Había sólo un problema.
Fue el día de Año Nuevo cuando Mercy dio a John la inesperada noticia.
—John, estoy embarazada.
Después de tantos años, aquello resultó una sorpresa, pero parecía que no había dudas al respecto. Con la noticia, Mercy expresó también una petición.
—Quiero volver a Nueva York, John. Quiero que mi hijo nazca en casa, no en Inglaterra.
Esperó un par de días para sacar a colación la posibilidad de que James fuera a Oxford. Aunque había previsto que no le gustara la idea, le tomó por sorpresa la consternación que le causó.
—Haz que vaya a Harvard, John, pero no lo dejes aquí, te lo ruego. —Pese a que él le señaló las ventajas que le reportaría, su angustia fue en aumento—. No podría soportar perder a mi hijo en este maldito lugar.
Cuando informó al chico de la postura de su madre, éste no dijo nada, pero se quedó tan apenado que John le recomendó aguardar un par de días más mientras meditaba sobre el asunto.
John Master pasó varios días más rumiando la cuestión. Comprendía lo que sentía Mercy, pues la perspectiva de estar separado de su hijo cinco mil kilómetros, durante un periodo de varios años, le resultaba tan dolorosa a él como a su madre. Especialmente después del acercamiento que habían vivido en Londres, la ausencia sería peor aún. Por otra parte, James estaba entusiasmado con el proyecto y Master no tenía la menor duda de que Oxford sería beneficioso para él.

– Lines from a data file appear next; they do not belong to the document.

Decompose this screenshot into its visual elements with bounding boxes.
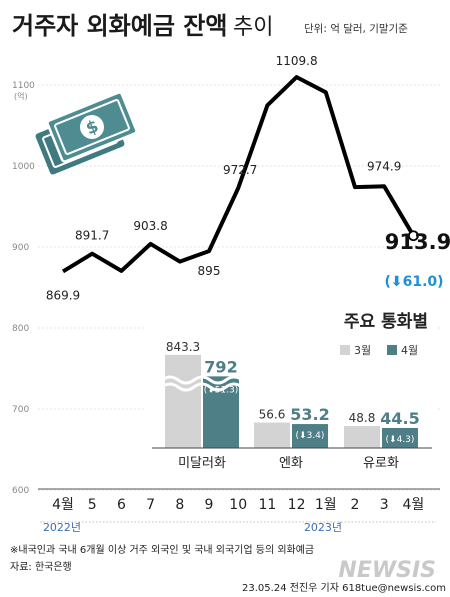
category-label: 엔화 (279, 456, 303, 471)
y-tick-label: 800 (12, 324, 29, 334)
y-tick-label: 600 (12, 486, 29, 496)
x-tick-labels: 4월 5 6 7 8 9 10 11 12 1월 2 3 4월 (52, 497, 424, 513)
unit-note: 단위: 억 달러, 기말기준 (304, 22, 408, 35)
footnote: ※내국인과 국내 6개월 이상 거주 외국인 및 국내 외국기업 등의 외화예금 (10, 543, 314, 556)
bar-march (254, 422, 290, 448)
legend-label-march: 3월 (354, 344, 371, 357)
y-tick-label: 1100 (12, 81, 35, 91)
bar-value-label: 56.6 (259, 408, 286, 422)
bar-value-label: 53.2 (290, 405, 329, 424)
legend-swatch-april (387, 345, 397, 355)
bar-value-label: 792 (204, 357, 237, 376)
x-tick-label: 8 (175, 497, 184, 513)
axis-break-mark (161, 382, 243, 392)
chart-title-suffix: 추이 (233, 15, 273, 40)
y-tick-label: 700 (12, 405, 29, 415)
money-icon: $ (35, 91, 138, 175)
x-tick-label: 6 (117, 497, 126, 513)
data-label: 974.9 (367, 159, 401, 173)
category-label: 미달러화 (178, 456, 226, 471)
data-label: 903.8 (133, 219, 167, 233)
x-tick-label: 4월 (403, 497, 425, 513)
y-tick-labels: 600 700 800 900 1000 1100 (12, 81, 35, 496)
data-label: 972.7 (223, 163, 257, 177)
y-tick-label: 1000 (12, 162, 35, 172)
bar-value-label: 843.3 (166, 340, 200, 354)
bar-value-label: 48.8 (349, 411, 376, 425)
bar-change-label: (⬇3.4) (296, 431, 325, 441)
data-label: 869.9 (46, 288, 80, 302)
line-data-labels: 869.9 891.7 903.8 895 972.7 1109.8 974.9 (46, 54, 402, 302)
category-label: 유로화 (363, 456, 399, 471)
bar-change-label: (⬇4.3) (386, 435, 415, 445)
inset-category-labels: 미달러화 엔화 유로화 (178, 456, 399, 471)
legend-label-april: 4월 (401, 344, 418, 357)
x-tick-label: 5 (88, 497, 97, 513)
axis-break-mark (161, 375, 243, 385)
y-tick-label: 900 (12, 243, 29, 253)
newsis-watermark: NEWSIS (338, 558, 436, 583)
series-end-point (407, 230, 419, 242)
x-tick-label: 1월 (315, 497, 337, 513)
x-tick-label: 10 (229, 497, 247, 513)
bar-march (165, 354, 201, 448)
data-label: 895 (198, 264, 221, 278)
data-label: 1109.8 (276, 54, 318, 68)
x-tick-label: 9 (205, 497, 214, 513)
bar-april (292, 424, 328, 448)
bar-value-label: 44.5 (380, 409, 419, 428)
last-change-label: (⬇61.0) (384, 274, 443, 290)
x-tick-label: 4월 (52, 497, 74, 513)
legend-swatch-march (340, 345, 350, 355)
year-label-2023: 2023년 (304, 521, 342, 534)
x-tick-label: 3 (380, 497, 389, 513)
last-value-label: 913.9 (385, 230, 450, 254)
bar-april (382, 427, 418, 448)
bar-march (344, 426, 380, 448)
year-label-2022: 2022년 (43, 521, 81, 534)
x-tick-label: 12 (288, 497, 306, 513)
credit-line: 23.05.24 전진우 기자 618tue@newsis.com (242, 582, 446, 594)
x-tick-label: 11 (258, 497, 276, 513)
series-line-deposits (61, 75, 416, 274)
y-unit-label: (억) (14, 91, 28, 101)
chart-title: 거주자 외화예금 잔액 (12, 12, 227, 40)
x-tick-label: 7 (146, 497, 155, 513)
x-tick-label: 2 (351, 497, 360, 513)
source-note: 자료: 한국은행 (10, 561, 72, 573)
data-label: 891.7 (75, 229, 109, 243)
inset-title: 주요 통화별 (344, 312, 428, 332)
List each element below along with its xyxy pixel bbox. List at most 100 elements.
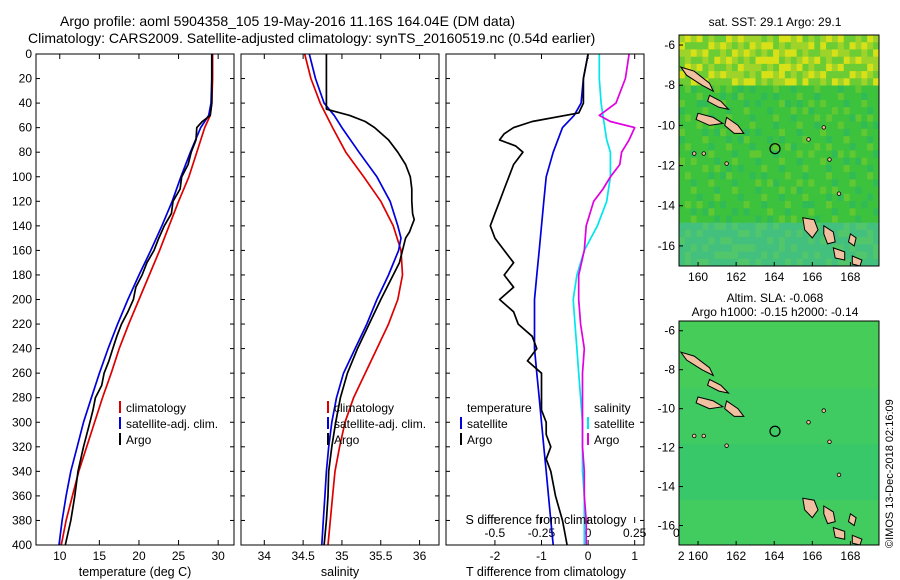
sst-cell: [731, 136, 739, 144]
sst-cell: [720, 107, 727, 115]
sst-cell: [749, 128, 756, 137]
sst-cell: [808, 71, 815, 79]
sst-cell: [820, 208, 827, 216]
sst-cell: [749, 35, 756, 43]
sst-cell: [761, 92, 768, 101]
sst-cell: [731, 244, 739, 252]
sst-cell: [761, 222, 768, 231]
difference-line-salinity-argo: [577, 53, 636, 545]
sst-cell: [802, 251, 809, 260]
sst-cell: [761, 157, 768, 166]
figure-title-line2: Climatology: CARS2009. Satellite-adjuste…: [28, 30, 595, 46]
salinity-line-argo: [323, 54, 416, 546]
sst-cell: [684, 179, 692, 188]
sst-cell: [820, 164, 827, 173]
sst-cell: [790, 237, 798, 245]
sst-cell: [767, 229, 774, 238]
sst-cell: [790, 56, 798, 65]
sst-cell: [873, 193, 880, 202]
sst-cell: [761, 63, 768, 72]
sst-cell: [831, 92, 839, 101]
sst-cell: [743, 78, 751, 86]
sst-cell: [755, 107, 762, 115]
sst-cell: [679, 229, 686, 238]
sla-map-ytick-label: -10: [658, 402, 676, 416]
sla-map-argo-location-marker: [769, 425, 781, 437]
sst-cell: [755, 71, 762, 79]
sst-cell: [843, 114, 851, 123]
difference-xtick-label: -1: [536, 549, 547, 563]
sst-cell: [855, 136, 862, 144]
sst-cell: [714, 208, 721, 216]
sst-cell: [861, 71, 868, 79]
sst-cell: [773, 49, 780, 58]
sst-cell: [731, 56, 739, 65]
sst-cell: [773, 172, 780, 180]
sst-cell: [796, 237, 803, 245]
sst-cell: [755, 150, 762, 159]
sst-cell: [714, 229, 721, 238]
sst-cell: [826, 201, 833, 209]
sst-cell: [696, 258, 703, 267]
sst-cell: [820, 143, 827, 151]
sst-cell: [773, 157, 780, 166]
sst-cell: [708, 186, 715, 195]
sst-cell: [702, 172, 709, 180]
sst-cell: [690, 107, 698, 115]
sst-cell: [731, 164, 739, 173]
depth-tick-label: 220: [12, 317, 32, 331]
sst-cell: [843, 121, 851, 130]
sla-map-islet: [692, 433, 697, 439]
salinity-legend-climatology: climatology: [334, 401, 394, 415]
sst-cell: [814, 208, 821, 216]
sst-cell: [796, 164, 803, 173]
sst-cell: [820, 150, 827, 159]
sst-cell: [802, 179, 809, 188]
sst-cell: [726, 78, 733, 86]
sst-cell: [743, 201, 751, 209]
sst-cell: [784, 157, 792, 166]
sst-cell: [755, 208, 762, 216]
sst-cell: [737, 186, 745, 195]
sst-cell: [831, 107, 839, 115]
sst-cell: [837, 237, 845, 245]
sst-cell: [749, 193, 756, 202]
sst-map-ytick-label: -16: [658, 239, 676, 253]
sst-cell: [873, 121, 880, 130]
sla-map-panel: Altim. SLA: -0.068 Argo h1000: -0.15 h20…: [658, 291, 880, 563]
sst-cell: [867, 78, 874, 86]
sla-map-island: [724, 400, 745, 417]
sst-cell: [726, 179, 733, 188]
difference-s-xtick-label: 0: [585, 526, 592, 540]
sst-cell: [849, 85, 856, 94]
sst-cell: [802, 150, 809, 159]
sst-cell: [726, 85, 733, 94]
depth-tick-label: 320: [12, 440, 32, 454]
sst-cell: [790, 63, 798, 72]
sst-cell: [679, 143, 686, 151]
depth-tick-label: 40: [19, 96, 33, 110]
sst-cell: [849, 164, 856, 173]
sst-cell: [731, 157, 739, 166]
sst-cell: [820, 85, 827, 94]
sst-cell: [702, 186, 709, 195]
sst-cell: [702, 157, 709, 166]
sst-cell: [784, 251, 792, 260]
sst-cell: [731, 35, 739, 43]
sst-cell: [755, 215, 762, 224]
sst-cell: [873, 186, 880, 195]
sst-cell: [755, 222, 762, 231]
sst-cell: [802, 237, 809, 245]
sst-cell: [755, 100, 762, 108]
sst-cell: [708, 42, 715, 50]
sst-cell: [690, 100, 698, 108]
sst-cell: [796, 35, 803, 43]
sst-cell: [731, 85, 739, 94]
sst-cell: [702, 107, 709, 115]
sst-cell: [784, 237, 792, 245]
sst-cell: [861, 49, 868, 58]
sst-cell: [679, 179, 686, 188]
sst-cell: [714, 35, 721, 43]
sst-cell: [867, 157, 874, 166]
sst-cell: [684, 63, 692, 72]
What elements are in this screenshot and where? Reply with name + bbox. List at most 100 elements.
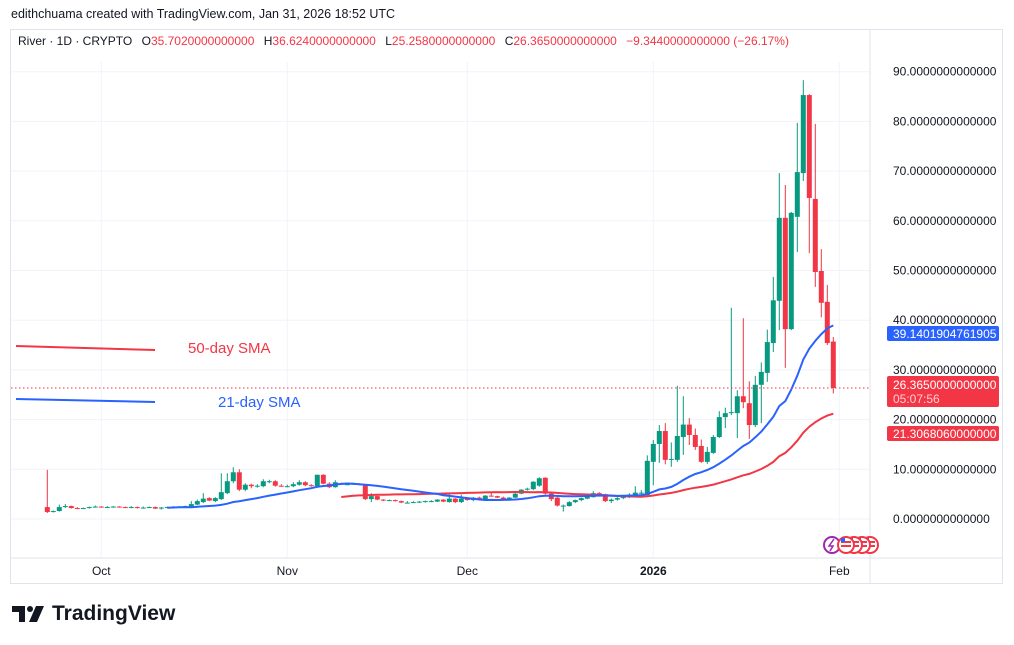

Por otro lado, había que tener en cuenta el estado de su madre. Los embarazos siempre eran peligrosos y, en el caso de una mujer que ya no estaba en su primera juventud, el riesgo podía ser aún mayor. ¿Era prudente que él y James le provocaran una aguda aflicción en ese momento? ¿Y si, Dios no lo quisiera, las cosas fueran mal? Imaginó a Mercy postrada en la cama, reclamando a su hijo, que se encontraba a cinco mil kilómetros de distancia. Imaginó el mudo reproche de Mercy, y la posterior culpa del joven James.
Volvió a abordar el tema con su esposa una vez más, sin presionar. Ella reaccionó con la misma vehemencia que las veces anteriores. No le quedaba pues más que una alternativa posible, concluyó.
—Volverás con nosotros a América —le comunicó a James—. Allí te quedarás unos cuantos meses, pero pasado ese tiempo, si no has cambiado de idea, volveremos a plantearnos la posibilidad. Mientras tanto, hijo, debes aprovechar la experiencia, poner buena cara y no angustiar a tu madre, porque si te quejas y la haces sufrir —advirtió con gravedad—, dejaré zanjado el asunto de manera definitiva.
Omitió decirle a su hijo que tenía la firme intención de mandarlo de vuelta a Inglaterra en cuestión de un año.
Ya fuera porque James lo intuyó, o simplemente porque quiso hacerle caso, John Master observó complacido que durante las semanas que quedaban antes de concluir el invierno, James estuvo amable y atento a más no poder. Siguieron disfrutando de una gran dicha en Londres hasta que al final, cuando el tiempo empezó a mejorar en primavera, después de una enternecedora despedida de la familia Albion, se embarcaron para efectuar el largo viaje de regreso hasta Nueva York.